Z.I. Mathemat wanted to offend me :-), you can't wait. Those whom I respect, they just can not do it. Unless he shakes my hand and throws the cognac away (so long and carefully preserved for him), and then I'll think first, maybe I did something wrong. And then I'll be the one to carry the water :-)
I agree that things are bad at the gap points and perhaps there is no inertia. And there is no way we can get rid of all gaps (I put forward a hypothesis that it is due to discrepancy of sampling rate to the analyzed process - does not seem to contradict anything). But gaps are not all 24 hours in a day. ACF analysis shows that the process is correlated, there is a correlation time and hence the process can be predicted.
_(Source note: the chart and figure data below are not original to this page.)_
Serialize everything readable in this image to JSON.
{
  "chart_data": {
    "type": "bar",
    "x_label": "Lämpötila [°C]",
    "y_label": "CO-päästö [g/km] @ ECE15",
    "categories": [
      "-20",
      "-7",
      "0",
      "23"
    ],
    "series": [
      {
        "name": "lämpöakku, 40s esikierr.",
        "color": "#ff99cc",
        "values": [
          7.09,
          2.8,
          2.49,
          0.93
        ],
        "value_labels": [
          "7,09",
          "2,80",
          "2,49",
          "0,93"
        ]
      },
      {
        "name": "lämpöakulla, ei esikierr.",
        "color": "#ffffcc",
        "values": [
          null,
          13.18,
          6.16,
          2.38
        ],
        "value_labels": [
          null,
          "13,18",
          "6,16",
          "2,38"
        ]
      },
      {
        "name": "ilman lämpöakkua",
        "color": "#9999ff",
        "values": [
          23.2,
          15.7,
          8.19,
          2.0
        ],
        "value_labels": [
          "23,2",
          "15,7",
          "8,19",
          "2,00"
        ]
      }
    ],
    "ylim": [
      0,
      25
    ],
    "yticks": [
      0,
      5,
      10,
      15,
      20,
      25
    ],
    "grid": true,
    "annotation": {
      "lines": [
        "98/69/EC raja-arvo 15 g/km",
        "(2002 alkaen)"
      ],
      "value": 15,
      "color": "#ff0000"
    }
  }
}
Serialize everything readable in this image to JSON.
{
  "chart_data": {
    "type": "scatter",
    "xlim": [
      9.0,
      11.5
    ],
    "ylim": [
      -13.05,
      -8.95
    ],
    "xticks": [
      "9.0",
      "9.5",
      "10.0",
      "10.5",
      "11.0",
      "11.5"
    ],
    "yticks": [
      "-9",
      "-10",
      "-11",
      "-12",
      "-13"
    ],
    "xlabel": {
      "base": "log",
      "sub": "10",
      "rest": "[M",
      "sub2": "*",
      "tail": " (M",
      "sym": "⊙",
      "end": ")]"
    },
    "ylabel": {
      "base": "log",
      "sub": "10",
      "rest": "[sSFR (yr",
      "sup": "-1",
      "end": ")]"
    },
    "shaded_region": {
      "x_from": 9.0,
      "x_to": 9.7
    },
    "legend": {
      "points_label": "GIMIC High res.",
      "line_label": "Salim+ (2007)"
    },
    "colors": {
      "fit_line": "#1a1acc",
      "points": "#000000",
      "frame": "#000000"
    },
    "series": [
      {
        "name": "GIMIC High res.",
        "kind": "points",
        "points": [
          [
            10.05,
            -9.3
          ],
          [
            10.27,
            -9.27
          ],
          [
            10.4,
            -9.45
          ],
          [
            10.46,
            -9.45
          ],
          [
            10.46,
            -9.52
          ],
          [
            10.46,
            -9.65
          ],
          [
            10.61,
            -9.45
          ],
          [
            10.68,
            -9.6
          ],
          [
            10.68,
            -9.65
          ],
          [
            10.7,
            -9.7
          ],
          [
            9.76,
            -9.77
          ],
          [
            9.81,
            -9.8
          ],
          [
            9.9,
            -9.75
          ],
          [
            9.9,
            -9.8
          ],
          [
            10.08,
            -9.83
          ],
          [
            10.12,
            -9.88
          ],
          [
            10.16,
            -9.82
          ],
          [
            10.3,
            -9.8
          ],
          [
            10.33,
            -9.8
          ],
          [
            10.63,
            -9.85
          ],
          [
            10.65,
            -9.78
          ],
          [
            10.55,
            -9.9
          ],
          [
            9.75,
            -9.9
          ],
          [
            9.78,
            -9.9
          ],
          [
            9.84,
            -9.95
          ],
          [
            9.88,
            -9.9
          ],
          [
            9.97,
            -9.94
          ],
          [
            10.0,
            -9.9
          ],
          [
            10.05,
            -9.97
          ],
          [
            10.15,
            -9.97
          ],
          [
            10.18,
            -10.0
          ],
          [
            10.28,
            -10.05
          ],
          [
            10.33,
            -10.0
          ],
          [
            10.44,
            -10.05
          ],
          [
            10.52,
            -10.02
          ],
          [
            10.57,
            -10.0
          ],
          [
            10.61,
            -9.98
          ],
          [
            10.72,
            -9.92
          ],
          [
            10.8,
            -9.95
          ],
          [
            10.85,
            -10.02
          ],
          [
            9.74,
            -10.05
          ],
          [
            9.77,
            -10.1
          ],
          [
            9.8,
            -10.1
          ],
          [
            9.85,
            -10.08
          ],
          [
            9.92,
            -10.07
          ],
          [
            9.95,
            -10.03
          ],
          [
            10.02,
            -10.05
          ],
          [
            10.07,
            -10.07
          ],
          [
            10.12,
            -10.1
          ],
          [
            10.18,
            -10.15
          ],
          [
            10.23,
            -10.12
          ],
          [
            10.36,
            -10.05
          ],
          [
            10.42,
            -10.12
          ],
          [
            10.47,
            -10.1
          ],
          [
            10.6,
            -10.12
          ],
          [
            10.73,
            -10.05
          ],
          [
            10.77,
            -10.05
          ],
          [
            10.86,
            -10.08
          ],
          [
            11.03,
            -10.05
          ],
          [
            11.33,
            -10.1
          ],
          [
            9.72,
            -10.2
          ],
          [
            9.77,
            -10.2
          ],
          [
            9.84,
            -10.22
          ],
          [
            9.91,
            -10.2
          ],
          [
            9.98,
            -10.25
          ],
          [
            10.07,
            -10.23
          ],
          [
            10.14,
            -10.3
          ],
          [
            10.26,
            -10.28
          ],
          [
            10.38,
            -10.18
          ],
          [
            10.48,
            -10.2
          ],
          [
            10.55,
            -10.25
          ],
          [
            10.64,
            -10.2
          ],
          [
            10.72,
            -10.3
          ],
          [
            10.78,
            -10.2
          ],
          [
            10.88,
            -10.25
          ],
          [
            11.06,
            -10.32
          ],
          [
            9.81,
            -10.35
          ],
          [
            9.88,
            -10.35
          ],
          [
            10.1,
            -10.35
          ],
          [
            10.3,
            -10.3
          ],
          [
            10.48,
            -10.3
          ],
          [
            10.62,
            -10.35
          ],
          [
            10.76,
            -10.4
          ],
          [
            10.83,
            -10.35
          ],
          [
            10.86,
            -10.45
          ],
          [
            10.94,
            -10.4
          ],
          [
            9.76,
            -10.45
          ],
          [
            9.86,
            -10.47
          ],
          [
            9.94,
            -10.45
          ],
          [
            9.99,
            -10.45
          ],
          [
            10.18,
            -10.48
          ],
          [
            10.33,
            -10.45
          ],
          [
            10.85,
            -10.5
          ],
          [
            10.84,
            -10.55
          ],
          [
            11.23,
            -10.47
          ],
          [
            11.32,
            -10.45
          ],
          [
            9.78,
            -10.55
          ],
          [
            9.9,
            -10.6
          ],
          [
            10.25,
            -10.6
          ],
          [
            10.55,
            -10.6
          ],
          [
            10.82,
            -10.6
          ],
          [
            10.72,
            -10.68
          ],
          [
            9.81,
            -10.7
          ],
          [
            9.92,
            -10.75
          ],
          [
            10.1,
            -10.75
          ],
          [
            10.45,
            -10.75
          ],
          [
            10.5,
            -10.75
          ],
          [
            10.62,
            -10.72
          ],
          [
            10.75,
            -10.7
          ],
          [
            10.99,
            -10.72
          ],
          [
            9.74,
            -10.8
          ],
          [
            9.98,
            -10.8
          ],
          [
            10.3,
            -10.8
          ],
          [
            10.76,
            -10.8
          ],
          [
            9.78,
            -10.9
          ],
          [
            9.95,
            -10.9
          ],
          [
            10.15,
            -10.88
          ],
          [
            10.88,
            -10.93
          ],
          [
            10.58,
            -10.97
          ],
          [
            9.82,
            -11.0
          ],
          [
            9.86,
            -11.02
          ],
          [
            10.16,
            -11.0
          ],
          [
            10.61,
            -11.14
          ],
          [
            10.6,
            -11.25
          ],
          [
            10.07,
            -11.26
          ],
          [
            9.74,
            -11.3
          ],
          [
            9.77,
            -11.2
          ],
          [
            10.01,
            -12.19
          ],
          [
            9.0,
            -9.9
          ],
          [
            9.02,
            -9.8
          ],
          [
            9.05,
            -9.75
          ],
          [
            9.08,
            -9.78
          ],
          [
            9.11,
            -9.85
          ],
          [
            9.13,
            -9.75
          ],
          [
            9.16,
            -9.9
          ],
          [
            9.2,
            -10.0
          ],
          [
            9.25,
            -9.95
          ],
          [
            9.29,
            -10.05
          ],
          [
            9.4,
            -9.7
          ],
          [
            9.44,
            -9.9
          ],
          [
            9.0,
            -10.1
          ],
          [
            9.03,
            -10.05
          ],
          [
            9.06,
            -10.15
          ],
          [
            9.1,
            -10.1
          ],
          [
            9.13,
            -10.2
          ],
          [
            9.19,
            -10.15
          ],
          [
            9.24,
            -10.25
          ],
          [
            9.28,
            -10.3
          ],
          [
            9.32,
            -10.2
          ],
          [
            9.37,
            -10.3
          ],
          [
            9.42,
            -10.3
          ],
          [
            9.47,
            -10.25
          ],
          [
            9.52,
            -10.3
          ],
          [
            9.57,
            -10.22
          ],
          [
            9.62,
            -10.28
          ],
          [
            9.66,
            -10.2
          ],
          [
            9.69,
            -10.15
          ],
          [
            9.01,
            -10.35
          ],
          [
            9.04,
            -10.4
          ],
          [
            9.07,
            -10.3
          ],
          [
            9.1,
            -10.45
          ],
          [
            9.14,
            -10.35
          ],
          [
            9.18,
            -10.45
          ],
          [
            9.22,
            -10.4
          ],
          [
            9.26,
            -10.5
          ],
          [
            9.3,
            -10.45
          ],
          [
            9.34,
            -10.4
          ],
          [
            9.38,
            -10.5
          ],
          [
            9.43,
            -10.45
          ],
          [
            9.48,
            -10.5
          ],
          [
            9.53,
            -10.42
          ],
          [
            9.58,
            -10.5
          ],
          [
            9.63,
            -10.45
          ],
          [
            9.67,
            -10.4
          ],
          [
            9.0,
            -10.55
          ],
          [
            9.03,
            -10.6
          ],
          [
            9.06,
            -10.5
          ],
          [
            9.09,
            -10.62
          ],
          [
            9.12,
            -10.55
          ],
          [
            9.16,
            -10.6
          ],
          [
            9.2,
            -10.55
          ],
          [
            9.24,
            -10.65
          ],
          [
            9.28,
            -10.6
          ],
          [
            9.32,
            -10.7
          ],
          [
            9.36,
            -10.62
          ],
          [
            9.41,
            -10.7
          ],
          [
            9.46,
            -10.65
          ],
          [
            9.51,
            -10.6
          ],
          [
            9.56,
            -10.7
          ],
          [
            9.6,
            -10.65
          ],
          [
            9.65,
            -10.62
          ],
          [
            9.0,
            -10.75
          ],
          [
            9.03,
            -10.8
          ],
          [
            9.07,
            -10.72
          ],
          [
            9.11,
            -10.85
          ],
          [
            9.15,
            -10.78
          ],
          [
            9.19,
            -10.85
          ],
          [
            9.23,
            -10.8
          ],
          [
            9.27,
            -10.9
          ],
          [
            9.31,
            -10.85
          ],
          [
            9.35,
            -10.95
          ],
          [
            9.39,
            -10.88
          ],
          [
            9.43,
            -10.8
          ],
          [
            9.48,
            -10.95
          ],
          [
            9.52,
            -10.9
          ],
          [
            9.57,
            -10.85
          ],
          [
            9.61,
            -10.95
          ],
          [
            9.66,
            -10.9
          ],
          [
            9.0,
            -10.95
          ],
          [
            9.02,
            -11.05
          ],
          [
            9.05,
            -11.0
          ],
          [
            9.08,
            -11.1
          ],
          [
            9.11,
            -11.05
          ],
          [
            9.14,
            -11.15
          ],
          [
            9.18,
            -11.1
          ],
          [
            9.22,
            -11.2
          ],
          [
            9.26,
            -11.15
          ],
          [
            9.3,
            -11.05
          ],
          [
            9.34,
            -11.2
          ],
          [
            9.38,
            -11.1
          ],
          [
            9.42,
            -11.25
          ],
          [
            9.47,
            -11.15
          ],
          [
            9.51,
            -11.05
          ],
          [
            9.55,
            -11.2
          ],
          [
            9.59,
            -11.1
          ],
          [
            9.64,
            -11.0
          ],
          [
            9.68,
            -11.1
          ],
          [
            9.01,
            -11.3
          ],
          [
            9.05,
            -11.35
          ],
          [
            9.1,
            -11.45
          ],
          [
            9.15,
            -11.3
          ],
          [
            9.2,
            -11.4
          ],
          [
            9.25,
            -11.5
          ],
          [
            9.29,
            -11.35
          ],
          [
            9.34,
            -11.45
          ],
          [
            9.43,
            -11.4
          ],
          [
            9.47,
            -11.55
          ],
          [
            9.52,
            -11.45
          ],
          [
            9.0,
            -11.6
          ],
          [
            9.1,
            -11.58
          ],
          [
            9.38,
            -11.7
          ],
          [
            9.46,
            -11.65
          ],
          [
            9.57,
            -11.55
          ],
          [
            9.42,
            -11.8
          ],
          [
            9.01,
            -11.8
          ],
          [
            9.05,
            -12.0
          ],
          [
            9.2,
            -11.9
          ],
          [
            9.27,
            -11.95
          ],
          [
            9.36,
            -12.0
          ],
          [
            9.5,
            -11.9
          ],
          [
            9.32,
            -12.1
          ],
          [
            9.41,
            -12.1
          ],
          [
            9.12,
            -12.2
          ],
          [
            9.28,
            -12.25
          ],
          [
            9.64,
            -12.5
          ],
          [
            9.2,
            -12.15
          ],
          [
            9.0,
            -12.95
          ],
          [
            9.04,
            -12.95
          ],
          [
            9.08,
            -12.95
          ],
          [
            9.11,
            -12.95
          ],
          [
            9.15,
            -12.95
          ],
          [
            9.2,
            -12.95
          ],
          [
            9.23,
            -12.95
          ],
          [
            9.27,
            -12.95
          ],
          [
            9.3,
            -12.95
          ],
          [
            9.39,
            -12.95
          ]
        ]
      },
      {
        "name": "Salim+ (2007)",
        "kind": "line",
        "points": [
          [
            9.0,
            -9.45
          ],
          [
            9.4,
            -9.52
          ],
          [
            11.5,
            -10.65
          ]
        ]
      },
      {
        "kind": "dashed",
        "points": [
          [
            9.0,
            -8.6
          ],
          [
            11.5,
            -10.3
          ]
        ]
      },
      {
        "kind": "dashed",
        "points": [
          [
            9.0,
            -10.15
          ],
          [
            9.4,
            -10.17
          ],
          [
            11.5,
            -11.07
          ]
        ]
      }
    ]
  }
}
After all, it is almost a direct analogy with a physical process, an aeroplane cannot turn instantly, mass interferes, there is inertia, the process can be predicted because it is correlated. Without this and NS would not work IHMO (I have read here that this acronym can be interpreted in different ways, I have this in my humble opinion).
But what about the positive results of the 'pianists' and the Championship leaders! That is exactly what they say about the need to expand the methodological paradigm. Elements of technical (and maybe even fundamental) analysis should be introduced into the MTS, but not directly and with old "classical" recipes, but with a preliminary filtering of working models based on the Bayesian approach. It is hard to cope with such amount of information "manually", but someone does it. The conclusion is to train a robot.
The results are encouraging and keep my hands up (economists talking about martingales and Wiener process). I don't know if I'm following the old "classical" recipe (although I've read books about forex analysis, not all of them, but there are dozens of good ones). I searched as much as I could not find the results of applying Kalman filter to analysis of quotes. They are either absent or on the contrary, those who managed to implement it carefully conceal their results. For it is very important to select working models using Bayesian method. It will not work otherwise. I try to do it manually - it's hard, but it is interesting. I don't trust algorithms, where I don't know how decisions are made for me. I do not like them.
The Kalman filter very rarely manages to be implemented in real life. It can be regarded as an ideal, as the well-known Bayesian solution, when the most powerful estimate is chosen in the presence of a priori and a posteriori information.
It goes like this.
And me and Mathemat as well as some others have seen this noise on ticks. Moreover, on the ticks it is clear that +-1 points has higher probability of the reverse movement than its continuation. Unfortunately, this regularity is inside the spread. And it is not high.
But the fact that it appeared after processing is interesting.